4. Il ressort des pièces du dossier que M. C est le père du jeune A né le 25 juin 2019 qui est de nationalité française comme sa mère, Mme D. Il ressort de l'attestation de cette dernière que le requérant contribue de manière régulière et effective à l'entretien et à l'éducation de leur enfant ainsi qu'à la vie du couple. À l'audience, Mme D, dont l'identité a été publiquement vérifiée par le magistrat désigné, a confirmé son écrit tout en précisant qu'il est toujours présent pour la famille et notamment pour mener et chercher leur enfant à l'école et au soutien de famille lorsqu'elle subit des crises d'anémie. Elle a ajouté à l'audience que les parents de l'intéressé sont décédés au pays en 2022 et qu'il n'a plus qu'elle et leur enfant. Dans les conditions très particulières de l'espèce, et notamment au regard des propos tenus à l'audience, la préfète du Val-de-Marne doit être considérée comme ayant entaché sa décision d'une erreur manifeste d'appréciation quant aux conséquences sur la situation personnelle de M. C.

5. Il résulte de ce qui précède, sans qu'il soit besoin d'examiner les autres moyens de la requête, que M. C est fondé à demander l'annulation de la décision du 15 novembre 2022 par laquelle la préfète du Val-de-Marne l'a obligé à quitter le territoire français dans un délai de trente jours ainsi que, par voie de conséquence, l'annulation de l'autre décision attaquée, privée de base légale, par laquelle cette autorité a fixé le pays à destination duquel il pourra être éloigné d'office.
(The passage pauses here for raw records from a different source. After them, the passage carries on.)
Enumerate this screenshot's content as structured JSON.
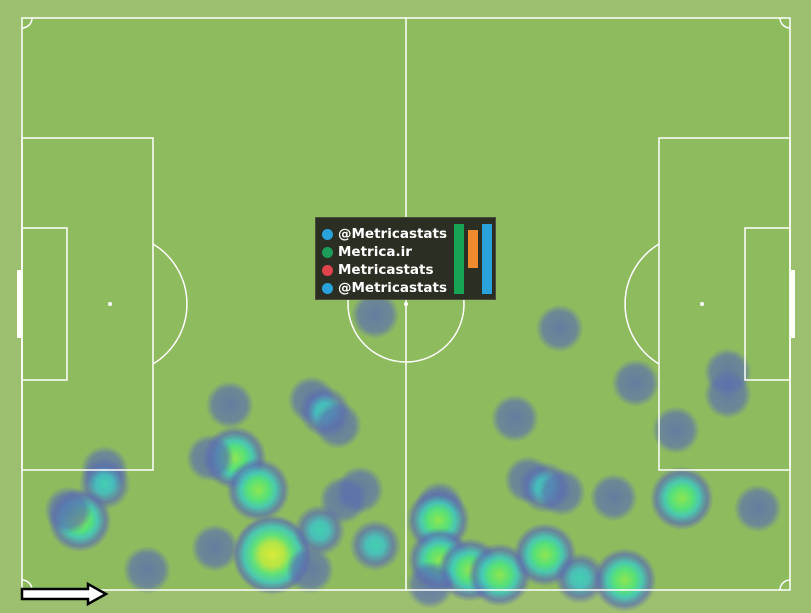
{
  "colors": {
    "outer": "#9cc06f",
    "pitch": "#8fbb5f",
    "lines": "#ffffff",
    "low": "#5a6db0",
    "mid": "#43c9b0",
    "high": "#5fe07a",
    "peak": "#cfe83a"
  },
  "branding": {
    "lines": [
      {
        "icon": "telegram-icon",
        "text": "@Metricastats",
        "color": "#2aa3dd"
      },
      {
        "icon": "globe-icon",
        "text": "Metrica.ir",
        "color": "#1d9d5a"
      },
      {
        "icon": "instagram-icon",
        "text": "Metricastats",
        "color": "#e0434b"
      },
      {
        "icon": "twitter-icon",
        "text": "@Metricastats",
        "color": "#2aa3dd"
      }
    ],
    "logo_bar_colors": [
      "#17a455",
      "#f08a2e",
      "#2aa3dd"
    ]
  },
  "chart_data": {
    "type": "heatmap",
    "pitch": {
      "length": 105,
      "width": 68
    },
    "attack_direction": "right",
    "legend": "none",
    "points": [
      [
        48.3,
        35.3,
        0.3
      ],
      [
        73.5,
        36.9,
        0.3
      ],
      [
        83.9,
        43.4,
        0.3
      ],
      [
        96.5,
        42.1,
        0.35
      ],
      [
        96.5,
        44.8,
        0.35
      ],
      [
        28.4,
        46.0,
        0.3
      ],
      [
        39.6,
        45.4,
        0.3
      ],
      [
        41.4,
        46.8,
        0.5
      ],
      [
        43.2,
        48.4,
        0.3
      ],
      [
        67.4,
        47.6,
        0.3
      ],
      [
        89.4,
        49.0,
        0.3
      ],
      [
        29.1,
        52.3,
        0.8
      ],
      [
        32.3,
        56.1,
        0.8
      ],
      [
        25.7,
        52.3,
        0.3
      ],
      [
        11.3,
        53.7,
        0.3
      ],
      [
        11.3,
        55.4,
        0.5
      ],
      [
        7.9,
        59.7,
        0.8
      ],
      [
        6.3,
        58.5,
        0.3
      ],
      [
        46.2,
        56.1,
        0.3
      ],
      [
        43.9,
        57.3,
        0.3
      ],
      [
        69.2,
        54.9,
        0.3
      ],
      [
        71.5,
        55.8,
        0.5
      ],
      [
        73.8,
        56.4,
        0.3
      ],
      [
        80.9,
        57.0,
        0.3
      ],
      [
        90.2,
        57.1,
        0.8
      ],
      [
        100.6,
        58.3,
        0.3
      ],
      [
        57.1,
        57.9,
        0.3
      ],
      [
        56.9,
        59.7,
        0.8
      ],
      [
        34.2,
        63.8,
        1.0
      ],
      [
        40.7,
        60.9,
        0.5
      ],
      [
        39.4,
        65.6,
        0.3
      ],
      [
        26.4,
        63.0,
        0.3
      ],
      [
        17.1,
        65.6,
        0.3
      ],
      [
        48.3,
        62.7,
        0.5
      ],
      [
        57.1,
        64.4,
        0.8
      ],
      [
        61.2,
        65.6,
        0.8
      ],
      [
        65.3,
        66.2,
        0.8
      ],
      [
        71.5,
        63.8,
        0.8
      ],
      [
        76.3,
        66.6,
        0.5
      ],
      [
        82.4,
        66.8,
        0.8
      ],
      [
        55.8,
        67.4,
        0.3
      ]
    ]
  }
}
Sur les conclusions à fin d'injonction :

6. Aux termes de l'article L. 911-2 du code de justice administrative : " Lorsque sa décision implique nécessairement qu'une personne morale de droit public ou un organisme de droit privé chargé de la gestion d'un service public prenne à nouveau une décision après une nouvelle instruction, la juridiction, saisie de conclusions en ce sens, prescrit, par la même décision juridictionnelle, que cette nouvelle décision doit intervenir dans un délai déterminé. ". Aux termes de l'article L. 614-16 du code de l'entrée et du séjour des étrangers et du droit d'asile : " Si la décision portant obligation de quitter le territoire français est annulée, () l'étranger est muni d'une autorisation provisoire de séjour jusqu'à ce que l'autorité administrative ait à nouveau statué sur son cas. ". Il appartient au juge, saisi de conclusions sur le fondement des dispositions précitées, de statuer sur ces conclusions, en tenant compte, le cas échéant après une mesure d'instruction, de la situation de droit et de fait existant à la date de sa décision.
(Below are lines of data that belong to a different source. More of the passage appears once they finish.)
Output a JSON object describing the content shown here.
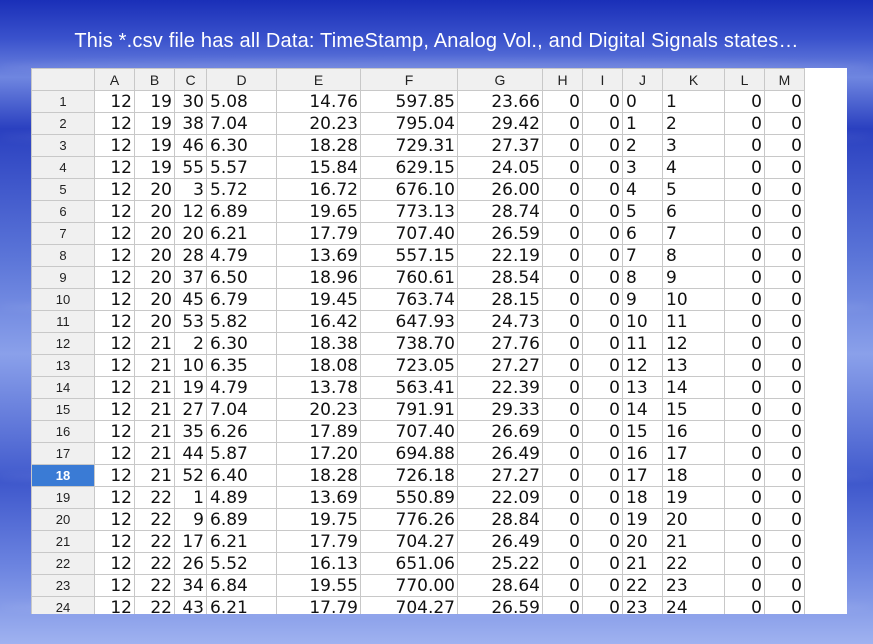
{
  "title": "This *.csv file has all Data: TimeStamp, Analog Vol., and Digital Signals states…",
  "active_row": 18,
  "columns": [
    "A",
    "B",
    "C",
    "D",
    "E",
    "F",
    "G",
    "H",
    "I",
    "J",
    "K",
    "L",
    "M"
  ],
  "rows": [
    [
      "1",
      "12",
      "19",
      "30",
      "5.08",
      "14.76",
      "597.85",
      "23.66",
      "0",
      "0",
      "0",
      "1",
      "0",
      "0"
    ],
    [
      "2",
      "12",
      "19",
      "38",
      "7.04",
      "20.23",
      "795.04",
      "29.42",
      "0",
      "0",
      "1",
      "2",
      "0",
      "0"
    ],
    [
      "3",
      "12",
      "19",
      "46",
      "6.30",
      "18.28",
      "729.31",
      "27.37",
      "0",
      "0",
      "2",
      "3",
      "0",
      "0"
    ],
    [
      "4",
      "12",
      "19",
      "55",
      "5.57",
      "15.84",
      "629.15",
      "24.05",
      "0",
      "0",
      "3",
      "4",
      "0",
      "0"
    ],
    [
      "5",
      "12",
      "20",
      "3",
      "5.72",
      "16.72",
      "676.10",
      "26.00",
      "0",
      "0",
      "4",
      "5",
      "0",
      "0"
    ],
    [
      "6",
      "12",
      "20",
      "12",
      "6.89",
      "19.65",
      "773.13",
      "28.74",
      "0",
      "0",
      "5",
      "6",
      "0",
      "0"
    ],
    [
      "7",
      "12",
      "20",
      "20",
      "6.21",
      "17.79",
      "707.40",
      "26.59",
      "0",
      "0",
      "6",
      "7",
      "0",
      "0"
    ],
    [
      "8",
      "12",
      "20",
      "28",
      "4.79",
      "13.69",
      "557.15",
      "22.19",
      "0",
      "0",
      "7",
      "8",
      "0",
      "0"
    ],
    [
      "9",
      "12",
      "20",
      "37",
      "6.50",
      "18.96",
      "760.61",
      "28.54",
      "0",
      "0",
      "8",
      "9",
      "0",
      "0"
    ],
    [
      "10",
      "12",
      "20",
      "45",
      "6.79",
      "19.45",
      "763.74",
      "28.15",
      "0",
      "0",
      "9",
      "10",
      "0",
      "0"
    ],
    [
      "11",
      "12",
      "20",
      "53",
      "5.82",
      "16.42",
      "647.93",
      "24.73",
      "0",
      "0",
      "10",
      "11",
      "0",
      "0"
    ],
    [
      "12",
      "12",
      "21",
      "2",
      "6.30",
      "18.38",
      "738.70",
      "27.76",
      "0",
      "0",
      "11",
      "12",
      "0",
      "0"
    ],
    [
      "13",
      "12",
      "21",
      "10",
      "6.35",
      "18.08",
      "723.05",
      "27.27",
      "0",
      "0",
      "12",
      "13",
      "0",
      "0"
    ],
    [
      "14",
      "12",
      "21",
      "19",
      "4.79",
      "13.78",
      "563.41",
      "22.39",
      "0",
      "0",
      "13",
      "14",
      "0",
      "0"
    ],
    [
      "15",
      "12",
      "21",
      "27",
      "7.04",
      "20.23",
      "791.91",
      "29.33",
      "0",
      "0",
      "14",
      "15",
      "0",
      "0"
    ],
    [
      "16",
      "12",
      "21",
      "35",
      "6.26",
      "17.89",
      "707.40",
      "26.69",
      "0",
      "0",
      "15",
      "16",
      "0",
      "0"
    ],
    [
      "17",
      "12",
      "21",
      "44",
      "5.87",
      "17.20",
      "694.88",
      "26.49",
      "0",
      "0",
      "16",
      "17",
      "0",
      "0"
    ],
    [
      "18",
      "12",
      "21",
      "52",
      "6.40",
      "18.28",
      "726.18",
      "27.27",
      "0",
      "0",
      "17",
      "18",
      "0",
      "0"
    ],
    [
      "19",
      "12",
      "22",
      "1",
      "4.89",
      "13.69",
      "550.89",
      "22.09",
      "0",
      "0",
      "18",
      "19",
      "0",
      "0"
    ],
    [
      "20",
      "12",
      "22",
      "9",
      "6.89",
      "19.75",
      "776.26",
      "28.84",
      "0",
      "0",
      "19",
      "20",
      "0",
      "0"
    ],
    [
      "21",
      "12",
      "22",
      "17",
      "6.21",
      "17.79",
      "704.27",
      "26.49",
      "0",
      "0",
      "20",
      "21",
      "0",
      "0"
    ],
    [
      "22",
      "12",
      "22",
      "26",
      "5.52",
      "16.13",
      "651.06",
      "25.22",
      "0",
      "0",
      "21",
      "22",
      "0",
      "0"
    ],
    [
      "23",
      "12",
      "22",
      "34",
      "6.84",
      "19.55",
      "770.00",
      "28.64",
      "0",
      "0",
      "22",
      "23",
      "0",
      "0"
    ],
    [
      "24",
      "12",
      "22",
      "43",
      "6.21",
      "17.79",
      "704.27",
      "26.59",
      "0",
      "0",
      "23",
      "24",
      "0",
      "0"
    ]
  ]
}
7. Eu égard aux motifs du présent jugement, l'annulation de l'obligation de quitter le territoire français contestée implique que la préfète du Val-de-Marne réexamine la situation de M. C et qu'elle lui délivre une autorisation provisoire de séjour jusqu'à ce qu'elle ait à nouveau statué sur son cas. Il y a lieu de prescrire à cette autorité, ou à tout autre préfet territorialement compétent, d'y procéder dans le délai de trois mois à compter de la notification du présent jugement.

8. Enfin, les annulations prononcées n'impliquent aucune autre injonction.

Sur les frais liés au litige :

9. M. C a obtenu, à titre provisoire, le bénéfice de l'aide juridictionnelle. Par suite, son avocat peut se prévaloir des dispositions de l'article L. 761-1 du code de justice administrative et du deuxième alinéa de l'article 37 de la loi du 10 juillet 1991. Il y a lieu, dans les circonstances de l'espèce, et sous réserve que M. C soit admis définitivement à l'aide juridictionnelle et Me Mouafo, avocat de ce dernier, renonce à percevoir la somme correspondant à la part contributive de l'État, de mettre à la charge de l'État le versement de 1 000 euros à Me Mouafo.

D E C I D E :

Article 1er : M. B C est admis, à titre provisoire, au bénéfice de l'aide juridictionnelle.

Article 2 : L'arrêté du 15 novembre 2022 par lequel la préfète du Val-de-Marne a obligé M. B C l'a obligé à quitter le territoire français dans un délai de trente jours et a fixé le pays à destination duquel il pourra être éloigné d'office est annulé.

Article 3 : Il est enjoint à la préfète du Val-de-Marne ou à tout autre préfet territorialement compétent de réexaminer la situation de M. B C dans le délai de trois mois à compter de la notification du présent jugement, et de lui délivrer dans l'attente une autorisation provisoire de séjour.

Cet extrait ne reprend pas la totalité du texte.